Central to the RITE method is the notion that as few as one participant can complete a usability test session; problems are identified and fixed, and then another participant completes the same tasks with the updated system (Medlock, Wixon, McGee, & Welsh, 2005; Medlock, Wixon, Terrano, Romero, & Fulton, 2002). After that session, the system under test may be modified again to fix problems observed in that second session, and the team continues to run participants and modify the system until they are satisfied that the biggest usability problems have been identified, been fixed, and that the fixes have been validated (Medlock et al., 2005; Medlock et al., 2002). The RITE method addresses some of the most common reasons that usability issues go unfixed (Medlock et al., 2005; Medlock et al., 2002). Some of these issues we encountered with our own project teams: usability issues are not believed by stakeholder teams, fixing problems takes time and resources, and usability feedback arrives after decisions have been made (Douglass & Hylton, 2010).
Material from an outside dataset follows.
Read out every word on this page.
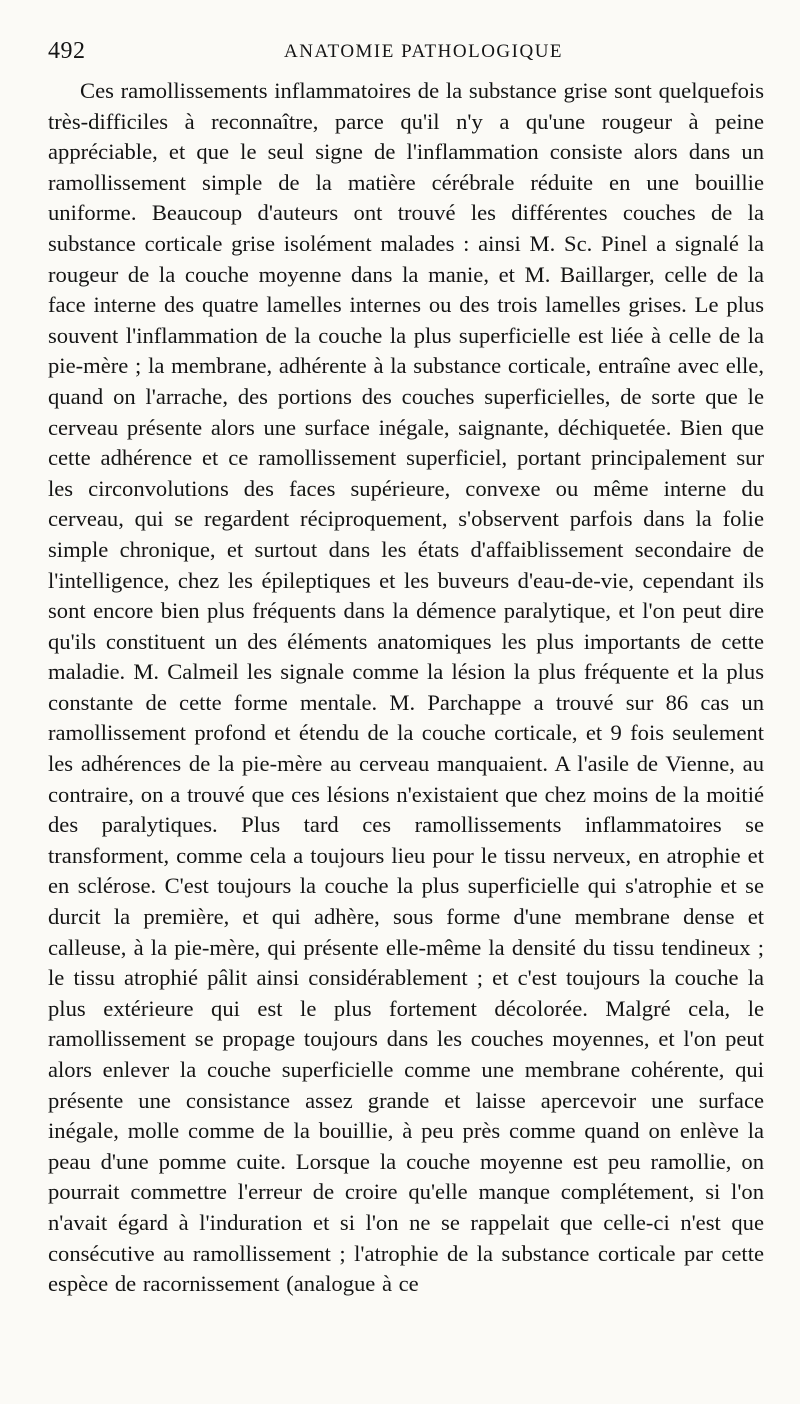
492	ANATOMIE PATHOLOGIQUE

Ces ramollissements inflammatoires de la substance grise sont quelquefois très-difficiles à reconnaître, parce qu'il n'y a qu'une rougeur à peine appréciable, et que le seul signe de l'inflammation consiste alors dans un ramollissement simple de la matière cérébrale réduite en une bouillie uniforme. Beaucoup d'auteurs ont trouvé les différentes couches de la substance corticale grise isolément malades : ainsi M. Sc. Pinel a signalé la rougeur de la couche moyenne dans la manie, et M. Baillarger, celle de la face interne des quatre lamelles internes ou des trois lamelles grises. Le plus souvent l'inflammation de la couche la plus superficielle est liée à celle de la pie-mère ; la membrane, adhérente à la substance corticale, entraîne avec elle, quand on l'arrache, des portions des couches superficielles, de sorte que le cerveau présente alors une surface inégale, saignante, déchiquetée. Bien que cette adhérence et ce ramollissement superficiel, portant principalement sur les circonvolutions des faces supérieure, convexe ou même interne du cerveau, qui se regardent réciproquement, s'observent parfois dans la folie simple chronique, et surtout dans les états d'affaiblissement secondaire de l'intelligence, chez les épileptiques et les buveurs d'eau-de-vie, cependant ils sont encore bien plus fréquents dans la démence paralytique, et l'on peut dire qu'ils constituent un des éléments anatomiques les plus importants de cette maladie. M. Calmeil les signale comme la lésion la plus fréquente et la plus constante de cette forme mentale. M. Parchappe a trouvé sur 86 cas un ramollissement profond et étendu de la couche corticale, et 9 fois seulement les adhérences de la pie-mère au cerveau manquaient. A l'asile de Vienne, au contraire, on a trouvé que ces lésions n'existaient que chez moins de la moitié des paralytiques. Plus tard ces ramollissements inflammatoires se transforment, comme cela a toujours lieu pour le tissu nerveux, en atrophie et en sclérose. C'est toujours la couche la plus superficielle qui s'atrophie et se durcit la première, et qui adhère, sous forme d'une membrane dense et calleuse, à la pie-mère, qui présente elle-même la densité du tissu tendineux ; le tissu atrophié pâlit ainsi considérablement ; et c'est toujours la couche la plus extérieure qui est le plus fortement décolorée. Malgré cela, le ramollissement se propage toujours dans les couches moyennes, et l'on peut alors enlever la couche superficielle comme une membrane cohérente, qui présente une consistance assez grande et laisse apercevoir une surface inégale, molle comme de la bouillie, à peu près comme quand on enlève la peau d'une pomme cuite. Lorsque la couche moyenne est peu ramollie, on pourrait commettre l'erreur de croire qu'elle manque complétement, si l'on n'avait égard à l'induration et si l'on ne se rappelait que celle-ci n'est que consécutive au ramollissement ; l'atrophie de la substance corticale par cette espèce de racornissement (analogue à ce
While both of us (the authors) embraced the RITE method from the beginning, there were elements not well suited to our Agile development environment. First, if you need to validate the fixes as the method requires, it could take a large number of participants (Medlock et al., 2002; Medlock et al., 2005,). Second, due to the large number of participants and the time in between sessions to make changes to the system, the RITE method can take up to two weeks to complete (Medlock et al., 2005). Third, if you continue testing until fixes have been validated, it’s hard to estimate when the testing will end.